Un double problème : sous-triage et sur-triage

L’étude met également en évidence un phénomène inverse. Dans les situations bénignes, l’intelligence artificielle peut au contraire exagérer la gravité.
Selon les analyses relayées par le site Les Numériques, près de 64,8 % des patients ne présentant pas d’urgence réelle auraient été orientés vers les urgences inutilement.
Ce double phénomène – sous-évaluation des cas graves et surestimation des cas bénins – montre que l’outil reste imparfait lorsqu’il s’agit de trier rapidement la gravité d’un symptôme.
Le docteur Ashwin Ramaswamy, impliqué dans l’étude, explique que les chercheurs voulaient répondre à une question simple : si quelqu’un vit une véritable urgence et demande conseil à une intelligence artificielle, lui dira-t-elle toujours d’aller aux urgences ?
Les résultats montrent que la réponse n’est pas systématiquement positive.
Pourquoi une intelligence artificielle peut se tromper

Contrairement à un médecin, une intelligence artificielle fonctionne uniquement à partir de textes et de probabilités statistiques. Elle analyse les mots utilisés dans la description d’un symptôme pour produire la réponse la plus probable.

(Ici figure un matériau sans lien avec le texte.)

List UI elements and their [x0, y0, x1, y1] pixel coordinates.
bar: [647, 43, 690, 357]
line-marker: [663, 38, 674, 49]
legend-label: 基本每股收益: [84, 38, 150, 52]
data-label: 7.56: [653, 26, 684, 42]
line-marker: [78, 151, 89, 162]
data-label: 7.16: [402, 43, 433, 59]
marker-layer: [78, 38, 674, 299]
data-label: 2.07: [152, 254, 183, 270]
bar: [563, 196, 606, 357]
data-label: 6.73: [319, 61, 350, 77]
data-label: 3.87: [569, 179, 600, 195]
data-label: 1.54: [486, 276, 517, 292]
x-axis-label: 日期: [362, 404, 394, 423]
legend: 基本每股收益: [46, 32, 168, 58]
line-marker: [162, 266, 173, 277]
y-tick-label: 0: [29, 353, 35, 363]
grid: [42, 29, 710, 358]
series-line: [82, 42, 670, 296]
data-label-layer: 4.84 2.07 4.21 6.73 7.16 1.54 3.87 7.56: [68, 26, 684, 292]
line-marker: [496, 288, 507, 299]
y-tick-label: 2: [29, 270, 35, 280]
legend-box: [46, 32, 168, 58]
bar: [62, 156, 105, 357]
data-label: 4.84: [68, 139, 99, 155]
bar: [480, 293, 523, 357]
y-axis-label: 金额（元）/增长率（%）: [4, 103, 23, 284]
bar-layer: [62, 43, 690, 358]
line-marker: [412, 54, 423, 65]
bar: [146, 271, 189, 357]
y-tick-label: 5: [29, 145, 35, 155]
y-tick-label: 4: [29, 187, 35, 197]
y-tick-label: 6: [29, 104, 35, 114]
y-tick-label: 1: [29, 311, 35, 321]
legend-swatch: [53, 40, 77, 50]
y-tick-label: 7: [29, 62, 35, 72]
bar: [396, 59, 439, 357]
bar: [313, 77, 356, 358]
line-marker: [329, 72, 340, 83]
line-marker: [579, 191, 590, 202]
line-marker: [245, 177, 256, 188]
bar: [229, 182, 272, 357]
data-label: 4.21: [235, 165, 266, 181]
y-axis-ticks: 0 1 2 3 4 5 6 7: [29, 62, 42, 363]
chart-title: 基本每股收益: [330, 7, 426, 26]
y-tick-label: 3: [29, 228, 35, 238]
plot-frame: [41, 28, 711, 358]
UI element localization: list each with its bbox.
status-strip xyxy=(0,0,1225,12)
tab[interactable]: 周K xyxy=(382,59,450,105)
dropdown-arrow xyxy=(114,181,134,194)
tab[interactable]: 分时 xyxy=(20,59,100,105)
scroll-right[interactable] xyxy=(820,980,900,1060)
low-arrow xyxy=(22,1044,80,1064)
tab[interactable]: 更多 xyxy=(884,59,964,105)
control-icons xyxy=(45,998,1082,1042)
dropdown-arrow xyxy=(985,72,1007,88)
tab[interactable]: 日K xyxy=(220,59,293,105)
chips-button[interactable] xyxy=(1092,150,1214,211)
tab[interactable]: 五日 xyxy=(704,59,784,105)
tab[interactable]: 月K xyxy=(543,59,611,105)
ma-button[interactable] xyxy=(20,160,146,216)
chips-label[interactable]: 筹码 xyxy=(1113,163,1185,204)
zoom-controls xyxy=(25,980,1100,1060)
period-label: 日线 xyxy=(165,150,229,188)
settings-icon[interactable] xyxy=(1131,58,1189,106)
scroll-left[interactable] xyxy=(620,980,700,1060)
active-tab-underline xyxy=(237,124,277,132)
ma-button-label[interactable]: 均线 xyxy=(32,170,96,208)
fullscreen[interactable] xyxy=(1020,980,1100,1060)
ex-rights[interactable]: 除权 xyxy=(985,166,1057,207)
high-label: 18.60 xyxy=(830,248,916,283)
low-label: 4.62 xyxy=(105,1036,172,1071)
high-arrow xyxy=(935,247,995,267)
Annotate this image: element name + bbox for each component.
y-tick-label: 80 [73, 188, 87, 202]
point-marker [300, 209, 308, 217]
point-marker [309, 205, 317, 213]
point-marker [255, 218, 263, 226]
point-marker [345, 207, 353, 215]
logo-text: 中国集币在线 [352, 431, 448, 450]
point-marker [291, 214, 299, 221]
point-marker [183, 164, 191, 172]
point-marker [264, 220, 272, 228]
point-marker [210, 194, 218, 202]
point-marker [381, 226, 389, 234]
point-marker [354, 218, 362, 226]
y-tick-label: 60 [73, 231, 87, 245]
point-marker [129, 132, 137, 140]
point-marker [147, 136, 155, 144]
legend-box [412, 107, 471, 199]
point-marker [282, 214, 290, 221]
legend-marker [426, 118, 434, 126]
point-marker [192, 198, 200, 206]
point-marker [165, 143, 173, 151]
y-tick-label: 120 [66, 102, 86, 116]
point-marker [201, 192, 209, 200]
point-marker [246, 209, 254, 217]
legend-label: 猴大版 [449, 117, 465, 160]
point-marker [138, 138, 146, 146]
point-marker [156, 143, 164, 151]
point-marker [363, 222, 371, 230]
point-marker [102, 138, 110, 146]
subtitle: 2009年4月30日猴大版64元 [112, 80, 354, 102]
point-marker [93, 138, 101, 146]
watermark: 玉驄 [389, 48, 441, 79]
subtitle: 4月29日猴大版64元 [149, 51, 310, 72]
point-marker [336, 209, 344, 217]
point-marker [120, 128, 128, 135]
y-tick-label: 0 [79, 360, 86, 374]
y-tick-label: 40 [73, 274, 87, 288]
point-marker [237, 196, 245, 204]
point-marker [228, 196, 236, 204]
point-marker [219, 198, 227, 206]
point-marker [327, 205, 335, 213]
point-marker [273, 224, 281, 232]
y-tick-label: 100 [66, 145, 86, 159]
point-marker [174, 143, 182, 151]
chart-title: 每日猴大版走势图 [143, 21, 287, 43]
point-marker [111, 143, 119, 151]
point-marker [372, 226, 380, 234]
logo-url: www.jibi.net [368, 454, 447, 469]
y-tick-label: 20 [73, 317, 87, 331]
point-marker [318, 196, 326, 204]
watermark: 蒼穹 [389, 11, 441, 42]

Mais elle ne peut pas observer directement un patient. Elle ne mesure ni la tension artérielle, ni la saturation en oxygène, ni la fréquence cardiaque. Elle ne voit pas non plus la couleur du visage, la transpiration ou la difficulté à respirer.
Les chercheurs ont également constaté que certains éléments secondaires peuvent influencer la réponse. Par exemple, si un proche dans le scénario minimise les symptômes, l’algorithme peut avoir tendance à réduire le niveau d’urgence.
Selon les données analysées sur PubMed, les erreurs suivent même une forme de courbe en « U inversé » : l’outil est moins fiable dans les situations les plus bénignes… mais aussi dans les plus graves.
L’examen médical reste indispensable
Les experts rappellent que les modèles d’intelligence artificielle sont avant tout des outils d’information, et non des dispositifs de diagnostic médical.
D’ailleurs, les concepteurs précisent que ces technologies ne sont pas destinées à diagnostiquer une maladie ni à décider d’un traitement.
En cas de symptômes pouvant évoquer une urgence – douleur thoracique, paralysie soudaine d’un membre, difficulté à respirer, perte de connaissance ou troubles de la parole – la conduite à tenir reste claire : contacter immédiatement les services d’urgence.